If you have any questions or would like more information on any of the issues discussed in this LawFlash, please contact any of the following Morgan Lewis attorneys:

Louis W. Beardell, Jr.
Kenneth J. Davis
John V. Gorman
Eric Kraeutler
David W. Marston Jr.
C. Erik Hawes
David J. Levy
Rick L. Rambo
Jeffry S. Mann
Dion M. Bregman
Douglas J. Crisman
Andrew J. Gray
Michael J. Lyons
Gary S. Williams
Collin W. Park
Robert Smyth

[1]. Akamai Techs., Inc. v. Limelight Networks, Inc., No. 19-1372, __ F.3d __ (Fed. Cir. Dec. 20, 2010).

[2]. See Warner-Jenkinson Co., Inc. v. Hilton Davis Corp., 520 U.S. 17, 40 (1997); see also Aro Mfg. Co. v. Convertible Top Replacement Co., 377 U.S. 476, 483 (1964).

[3]. Id.

[4]. See, e.g., Mobil Oil Corp. v. W.R. Grace & Co., 367 F. Supp. 207 (D. Conn. 1973) (finding that a defendant, in effect, made each of its customers (downstream in commerce) its agent in completing the infringement step); and Metal Film Co. v. Melton Corp., 316 F. Supp. 96, 97 (S.D.N.Y. 1970) (permitting direct infringement liability even in the absence of an agency relationship in the upstream direction).

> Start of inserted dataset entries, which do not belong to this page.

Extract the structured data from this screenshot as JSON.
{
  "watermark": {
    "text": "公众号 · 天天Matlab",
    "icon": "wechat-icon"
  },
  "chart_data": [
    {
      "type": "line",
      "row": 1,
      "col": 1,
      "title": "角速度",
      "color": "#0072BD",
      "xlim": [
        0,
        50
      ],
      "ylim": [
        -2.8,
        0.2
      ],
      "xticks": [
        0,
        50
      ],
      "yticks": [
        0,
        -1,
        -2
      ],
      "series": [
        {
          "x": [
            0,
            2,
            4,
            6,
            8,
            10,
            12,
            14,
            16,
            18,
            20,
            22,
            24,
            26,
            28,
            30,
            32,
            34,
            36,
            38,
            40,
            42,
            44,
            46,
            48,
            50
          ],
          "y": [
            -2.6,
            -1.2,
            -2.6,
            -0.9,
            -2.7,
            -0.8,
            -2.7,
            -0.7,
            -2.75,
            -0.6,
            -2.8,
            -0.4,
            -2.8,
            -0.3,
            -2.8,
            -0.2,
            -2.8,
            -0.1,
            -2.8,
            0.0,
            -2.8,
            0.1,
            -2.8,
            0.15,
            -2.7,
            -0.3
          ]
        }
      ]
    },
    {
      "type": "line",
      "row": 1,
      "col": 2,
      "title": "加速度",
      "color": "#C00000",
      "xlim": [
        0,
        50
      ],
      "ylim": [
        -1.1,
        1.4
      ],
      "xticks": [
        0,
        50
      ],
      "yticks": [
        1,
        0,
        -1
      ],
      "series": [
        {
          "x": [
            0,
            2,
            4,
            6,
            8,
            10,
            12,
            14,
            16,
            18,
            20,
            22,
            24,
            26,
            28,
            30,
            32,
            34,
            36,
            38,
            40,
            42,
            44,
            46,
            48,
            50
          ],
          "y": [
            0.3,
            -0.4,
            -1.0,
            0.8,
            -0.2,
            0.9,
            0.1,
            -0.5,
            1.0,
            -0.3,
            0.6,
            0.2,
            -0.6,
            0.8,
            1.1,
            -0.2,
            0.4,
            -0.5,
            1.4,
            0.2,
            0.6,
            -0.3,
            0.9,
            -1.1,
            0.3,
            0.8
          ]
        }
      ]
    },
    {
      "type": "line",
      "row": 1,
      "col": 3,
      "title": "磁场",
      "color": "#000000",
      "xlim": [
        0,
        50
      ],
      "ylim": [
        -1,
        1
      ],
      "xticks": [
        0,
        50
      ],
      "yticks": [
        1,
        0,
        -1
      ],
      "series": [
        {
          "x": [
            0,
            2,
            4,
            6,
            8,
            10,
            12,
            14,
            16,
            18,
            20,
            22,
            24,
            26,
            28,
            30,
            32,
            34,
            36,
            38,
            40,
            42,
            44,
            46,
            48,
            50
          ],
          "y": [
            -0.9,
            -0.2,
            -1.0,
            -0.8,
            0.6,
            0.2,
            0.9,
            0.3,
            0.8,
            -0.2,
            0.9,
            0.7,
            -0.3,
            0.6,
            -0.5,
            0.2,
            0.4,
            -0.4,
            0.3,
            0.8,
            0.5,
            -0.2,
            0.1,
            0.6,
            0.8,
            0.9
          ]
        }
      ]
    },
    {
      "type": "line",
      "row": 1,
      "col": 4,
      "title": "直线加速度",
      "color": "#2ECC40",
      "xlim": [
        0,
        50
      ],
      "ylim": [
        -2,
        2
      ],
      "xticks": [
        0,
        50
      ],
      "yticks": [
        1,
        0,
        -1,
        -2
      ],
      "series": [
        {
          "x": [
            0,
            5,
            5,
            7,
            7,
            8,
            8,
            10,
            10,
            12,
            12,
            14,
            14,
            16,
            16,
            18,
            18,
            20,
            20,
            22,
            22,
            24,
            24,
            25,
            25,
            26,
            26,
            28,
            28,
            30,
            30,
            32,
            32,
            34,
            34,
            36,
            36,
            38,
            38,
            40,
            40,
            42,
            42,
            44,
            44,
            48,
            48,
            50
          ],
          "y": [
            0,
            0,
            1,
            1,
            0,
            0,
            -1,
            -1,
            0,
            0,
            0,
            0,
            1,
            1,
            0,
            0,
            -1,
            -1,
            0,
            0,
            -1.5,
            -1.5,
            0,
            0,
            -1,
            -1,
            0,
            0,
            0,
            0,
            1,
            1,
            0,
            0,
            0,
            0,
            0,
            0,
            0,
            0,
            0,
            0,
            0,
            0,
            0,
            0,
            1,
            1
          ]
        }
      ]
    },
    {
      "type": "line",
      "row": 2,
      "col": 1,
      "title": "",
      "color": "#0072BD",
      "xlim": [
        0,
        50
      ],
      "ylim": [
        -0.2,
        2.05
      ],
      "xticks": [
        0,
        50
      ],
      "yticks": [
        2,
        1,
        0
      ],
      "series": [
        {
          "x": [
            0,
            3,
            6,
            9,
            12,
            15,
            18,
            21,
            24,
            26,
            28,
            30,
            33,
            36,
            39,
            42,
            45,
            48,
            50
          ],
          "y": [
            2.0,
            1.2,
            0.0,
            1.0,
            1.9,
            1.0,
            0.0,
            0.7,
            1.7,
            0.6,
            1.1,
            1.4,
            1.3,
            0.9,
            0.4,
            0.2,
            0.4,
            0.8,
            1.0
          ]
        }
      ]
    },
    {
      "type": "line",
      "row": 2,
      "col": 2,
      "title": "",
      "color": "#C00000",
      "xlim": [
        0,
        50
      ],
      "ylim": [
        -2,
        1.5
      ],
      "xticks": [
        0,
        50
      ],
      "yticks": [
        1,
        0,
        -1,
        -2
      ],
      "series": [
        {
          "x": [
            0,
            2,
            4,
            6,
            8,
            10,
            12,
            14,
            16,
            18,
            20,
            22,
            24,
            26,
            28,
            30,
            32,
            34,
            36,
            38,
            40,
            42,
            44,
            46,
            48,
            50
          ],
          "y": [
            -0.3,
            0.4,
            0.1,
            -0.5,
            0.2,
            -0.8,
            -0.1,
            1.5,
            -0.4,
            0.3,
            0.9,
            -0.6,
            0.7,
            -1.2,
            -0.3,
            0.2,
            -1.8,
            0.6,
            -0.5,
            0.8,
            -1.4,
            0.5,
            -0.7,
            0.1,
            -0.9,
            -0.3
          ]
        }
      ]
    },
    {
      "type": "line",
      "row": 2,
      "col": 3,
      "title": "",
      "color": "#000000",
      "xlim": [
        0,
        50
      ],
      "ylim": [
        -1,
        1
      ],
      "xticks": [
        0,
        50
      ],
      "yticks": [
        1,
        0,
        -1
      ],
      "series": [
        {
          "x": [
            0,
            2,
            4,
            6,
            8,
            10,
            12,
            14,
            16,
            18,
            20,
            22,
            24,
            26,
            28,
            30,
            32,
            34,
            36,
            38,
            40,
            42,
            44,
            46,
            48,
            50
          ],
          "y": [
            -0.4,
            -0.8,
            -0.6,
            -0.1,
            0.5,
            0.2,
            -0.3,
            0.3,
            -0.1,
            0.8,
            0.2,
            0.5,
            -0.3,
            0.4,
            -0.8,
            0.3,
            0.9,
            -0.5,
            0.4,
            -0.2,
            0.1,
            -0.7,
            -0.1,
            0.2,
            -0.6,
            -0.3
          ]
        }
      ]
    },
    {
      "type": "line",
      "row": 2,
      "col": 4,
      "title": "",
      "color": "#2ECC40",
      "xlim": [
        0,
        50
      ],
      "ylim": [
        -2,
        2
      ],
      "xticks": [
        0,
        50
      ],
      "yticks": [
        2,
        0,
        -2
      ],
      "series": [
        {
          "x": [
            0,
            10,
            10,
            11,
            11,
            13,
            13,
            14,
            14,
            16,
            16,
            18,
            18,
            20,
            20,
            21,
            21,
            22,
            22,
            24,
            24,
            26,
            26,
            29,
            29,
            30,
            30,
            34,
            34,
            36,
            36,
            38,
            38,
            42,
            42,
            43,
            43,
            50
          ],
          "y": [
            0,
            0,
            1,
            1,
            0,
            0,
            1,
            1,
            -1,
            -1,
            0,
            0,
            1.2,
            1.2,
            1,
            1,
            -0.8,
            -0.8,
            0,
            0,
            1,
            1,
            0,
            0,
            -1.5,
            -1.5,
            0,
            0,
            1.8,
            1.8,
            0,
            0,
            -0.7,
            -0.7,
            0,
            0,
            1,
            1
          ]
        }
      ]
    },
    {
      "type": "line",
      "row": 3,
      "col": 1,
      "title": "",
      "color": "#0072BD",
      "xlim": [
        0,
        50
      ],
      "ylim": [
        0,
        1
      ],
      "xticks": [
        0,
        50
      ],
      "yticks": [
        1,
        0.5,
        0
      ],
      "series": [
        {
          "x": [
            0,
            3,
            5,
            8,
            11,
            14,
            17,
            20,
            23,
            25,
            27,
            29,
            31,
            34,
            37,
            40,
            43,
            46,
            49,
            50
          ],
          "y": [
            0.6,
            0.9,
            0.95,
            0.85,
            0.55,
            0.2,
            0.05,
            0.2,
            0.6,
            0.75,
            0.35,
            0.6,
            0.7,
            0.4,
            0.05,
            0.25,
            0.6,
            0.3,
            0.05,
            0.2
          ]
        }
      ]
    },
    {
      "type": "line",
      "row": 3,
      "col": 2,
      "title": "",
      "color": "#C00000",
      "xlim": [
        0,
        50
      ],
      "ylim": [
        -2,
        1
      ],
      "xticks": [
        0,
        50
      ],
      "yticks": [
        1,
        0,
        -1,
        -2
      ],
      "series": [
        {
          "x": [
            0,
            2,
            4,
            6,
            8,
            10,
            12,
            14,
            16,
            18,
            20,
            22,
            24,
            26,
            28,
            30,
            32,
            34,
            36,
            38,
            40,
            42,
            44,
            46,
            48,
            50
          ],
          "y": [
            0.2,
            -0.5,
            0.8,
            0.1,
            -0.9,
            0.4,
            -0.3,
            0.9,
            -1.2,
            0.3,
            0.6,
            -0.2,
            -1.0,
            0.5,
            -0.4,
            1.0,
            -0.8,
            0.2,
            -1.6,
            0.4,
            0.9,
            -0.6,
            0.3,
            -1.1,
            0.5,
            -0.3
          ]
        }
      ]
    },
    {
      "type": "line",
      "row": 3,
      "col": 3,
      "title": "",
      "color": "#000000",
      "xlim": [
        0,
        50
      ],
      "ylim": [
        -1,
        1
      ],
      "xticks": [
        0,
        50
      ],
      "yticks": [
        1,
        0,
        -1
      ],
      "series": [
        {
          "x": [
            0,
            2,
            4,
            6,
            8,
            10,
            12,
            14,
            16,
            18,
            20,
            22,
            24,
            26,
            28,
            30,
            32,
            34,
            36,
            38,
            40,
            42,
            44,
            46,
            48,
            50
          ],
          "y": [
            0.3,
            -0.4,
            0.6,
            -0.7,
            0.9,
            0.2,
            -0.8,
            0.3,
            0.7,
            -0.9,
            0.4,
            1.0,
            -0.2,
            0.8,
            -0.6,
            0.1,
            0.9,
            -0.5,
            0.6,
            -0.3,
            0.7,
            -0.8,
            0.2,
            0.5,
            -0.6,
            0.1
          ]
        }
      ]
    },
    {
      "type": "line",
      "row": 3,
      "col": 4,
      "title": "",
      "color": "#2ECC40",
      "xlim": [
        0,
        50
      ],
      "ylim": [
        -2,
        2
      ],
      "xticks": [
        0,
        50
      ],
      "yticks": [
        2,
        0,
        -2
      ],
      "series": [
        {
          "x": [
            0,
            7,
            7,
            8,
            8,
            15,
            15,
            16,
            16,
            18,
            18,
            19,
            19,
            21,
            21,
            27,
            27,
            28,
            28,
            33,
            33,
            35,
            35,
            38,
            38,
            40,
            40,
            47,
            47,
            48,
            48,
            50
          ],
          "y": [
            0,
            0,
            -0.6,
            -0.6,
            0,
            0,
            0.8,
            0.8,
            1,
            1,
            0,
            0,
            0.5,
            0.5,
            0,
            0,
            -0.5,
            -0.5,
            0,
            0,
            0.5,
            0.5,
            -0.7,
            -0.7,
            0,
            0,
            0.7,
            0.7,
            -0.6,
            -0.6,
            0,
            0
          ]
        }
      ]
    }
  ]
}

[5]. See e.g., Cordis Corp. v. Medtronic AVE, Inc., 194 F. Supp. 2d 323, 349 (D. Del. 2002) ("To constitute a predicate act of direct infringement of a process claim, either a single entity must perform every step of the method or, if two or more entities perform different steps of the method, those entities must have some connection to each other.").

[6]. BMC Res., Inc. v. Paymentech, L.P. (BMC II), 498 F.3d 1373 (Fed. Cir. 2007).

[7]. Muniauction, Inc. v. Thomson Corp., 532 F.3d 1318 (Fed. Cir. 2008).

[8]. See, e.g., BMC Resources, 498 F.3d at 1381.